Researchers, healthcare providers navigate a new era of data sharing

Data is quickly becoming king in the healthcare industry, and that means sharing it is increasingly important and complex for researchers and health systems.

Data sharing is particularly important in the quest to advance cancer therapies, the directors of the Swedish Cancer Institute at Providence St. Joseph Health in Seattle and the Sylvester Comprehensive Cancer Center at the University of Miami Health System wrote in an op-ed for Stat.

RELATED: NIH head lauds 21st Century Cures Act data-sharing

Precision medicine—“arguably the hottest topic” at the American Society of Clinical Oncology’s annual meeting, the authors wrote—relies on vast troves of data that have been historically sequestered from researchers. Fortunately, providers are realizing the benefits of sharing health data, and technology companies are stepping in to make it easier to do.  

“Large data sets help physicians understand how targeted treatments have worked for genetically similar patients in the past, and help us uncover treatments we may not have thought of,” they wrote. “Of course, assembling large data sets requires health systems to share information.”

RELATED: Data sharing is the backbone to community-based population health efforts

Data sharing has been a key aspect of community-led efforts to address population health disparities, particularly as providers look to integrate social determinants of health. Meanwhile, National Institutes of Health Director Francis Collins, M.D., Ph.D., has praised provisions of the 21st Century Cure Act that prohibit information blocking and eliminated barriers to data sharing at NIH.

Medical researchers are undergoing a similar, albeit slower, transition toward widespread data sharing.
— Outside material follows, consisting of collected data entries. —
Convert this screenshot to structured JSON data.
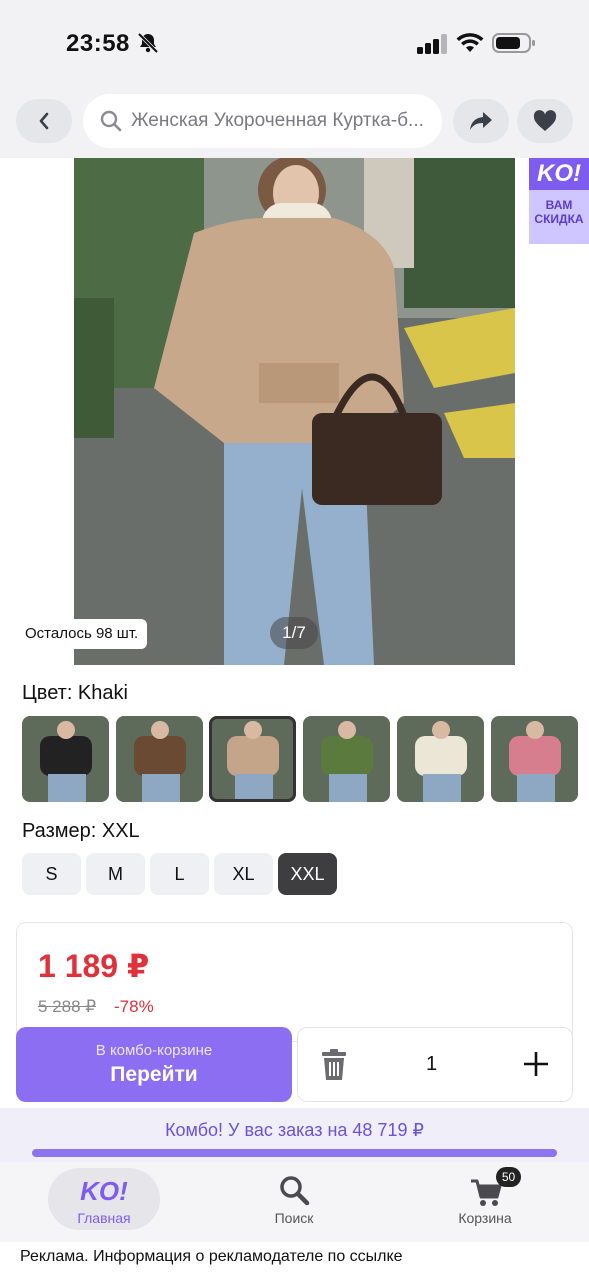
{
  "status": {
    "time": "23:58"
  },
  "header": {
    "search_text": "Женская Укороченная Куртка-б..."
  },
  "gallery": {
    "promo_logo": "KO!",
    "promo_text": "ВАМ СКИДКА",
    "stock": "Осталось 98 шт.",
    "counter": "1/7"
  },
  "color": {
    "label": "Цвет: Khaki",
    "swatches": [
      "black",
      "brown",
      "khaki",
      "green",
      "cream",
      "pink"
    ],
    "selected": "khaki"
  },
  "size": {
    "label": "Размер: XXL",
    "options": [
      "S",
      "M",
      "L",
      "XL",
      "XXL"
    ],
    "selected": "XXL"
  },
  "price": {
    "current": "1 189 ₽",
    "old": "5 288 ₽",
    "discount": "-78%"
  },
  "combo": {
    "subtitle": "В комбо-корзине",
    "action": "Перейти",
    "quantity": "1",
    "bar_text": "Комбо! У вас заказ на 48 719 ₽",
    "progress": 1.0
  },
  "tabs": {
    "home": "Главная",
    "search": "Поиск",
    "cart": "Корзина",
    "cart_badge": "50",
    "home_logo": "KO!"
  },
  "ad": "Реклама. Информация о рекламодателе по ссылке",
  "colors": {
    "accent": "#7e5cf0",
    "price": "#e0303a"
  }
}
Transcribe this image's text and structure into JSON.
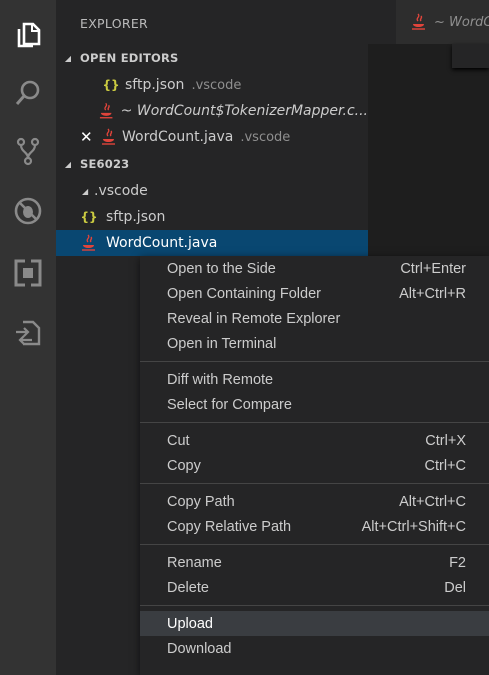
{
  "activity_bar": {
    "items": [
      {
        "name": "explorer",
        "icon": "files-icon",
        "active": true
      },
      {
        "name": "search",
        "icon": "search-icon"
      },
      {
        "name": "source-control",
        "icon": "source-control-icon"
      },
      {
        "name": "debug",
        "icon": "debug-icon"
      },
      {
        "name": "extensions",
        "icon": "extensions-icon"
      },
      {
        "name": "remote",
        "icon": "remote-transfer-icon"
      }
    ]
  },
  "sidebar": {
    "title": "EXPLORER",
    "open_editors": {
      "header": "OPEN EDITORS",
      "items": [
        {
          "name": "sftp.json",
          "desc": ".vscode",
          "icon": "json-icon"
        },
        {
          "name": "~ WordCount$TokenizerMapper.c...",
          "desc": "",
          "icon": "java-icon"
        },
        {
          "name": "WordCount.java",
          "desc": ".vscode",
          "icon": "close-icon"
        }
      ]
    },
    "folder": {
      "header": "SE6023",
      "items": [
        {
          "name": ".vscode"
        },
        {
          "name": "sftp.json"
        },
        {
          "name": "WordCount.java"
        }
      ]
    }
  },
  "editor": {
    "tab_label": "~ WordC"
  },
  "context_menu": {
    "groups": [
      [
        {
          "label": "Open to the Side",
          "shortcut": "Ctrl+Enter"
        },
        {
          "label": "Open Containing Folder",
          "shortcut": "Alt+Ctrl+R"
        },
        {
          "label": "Reveal in Remote Explorer",
          "shortcut": ""
        },
        {
          "label": "Open in Terminal",
          "shortcut": ""
        }
      ],
      [
        {
          "label": "Diff with Remote",
          "shortcut": ""
        },
        {
          "label": "Select for Compare",
          "shortcut": ""
        }
      ],
      [
        {
          "label": "Cut",
          "shortcut": "Ctrl+X"
        },
        {
          "label": "Copy",
          "shortcut": "Ctrl+C"
        }
      ],
      [
        {
          "label": "Copy Path",
          "shortcut": "Alt+Ctrl+C"
        },
        {
          "label": "Copy Relative Path",
          "shortcut": "Alt+Ctrl+Shift+C"
        }
      ],
      [
        {
          "label": "Rename",
          "shortcut": "F2"
        },
        {
          "label": "Delete",
          "shortcut": "Del"
        }
      ],
      [
        {
          "label": "Upload",
          "shortcut": "",
          "highlighted": true
        },
        {
          "label": "Download",
          "shortcut": ""
        }
      ]
    ]
  },
  "colors": {
    "activity_bar": "#333333",
    "sidebar": "#252526",
    "selection": "#094771",
    "menu_highlight": "#3a3d41",
    "json_icon": "#cbcb41",
    "java_icon": "#e0443b"
  }
}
This week, the International Committee of Medical Journal Editors unveiled a new policy requiring researchers to include a data-sharing statement in manuscripts submitted to ICMJE journals beginning in July 2018.

The new requirements would apply to some of the premier medical journals, including the Journal of the American Medical Association and the New England Journal of Medicine.

RELATED: Future of healthcare grounded in data, but details fuzzy

Some believe that policy won’t go far enough, however. In an op-ed for Stat, critics of the new policy say it amounts to “a couple of weak sticks and no carrots.” Brian Nosek, executive director of Center for Open Science, said without more prescriptive requirements, most researchers won’t post data to an independent repository where it can be accessed by others.

However, NEJM Editor-in-Chief Jeffrey Drazen, M.D., said the infrastructure doesn’t exist for widespread data sharing.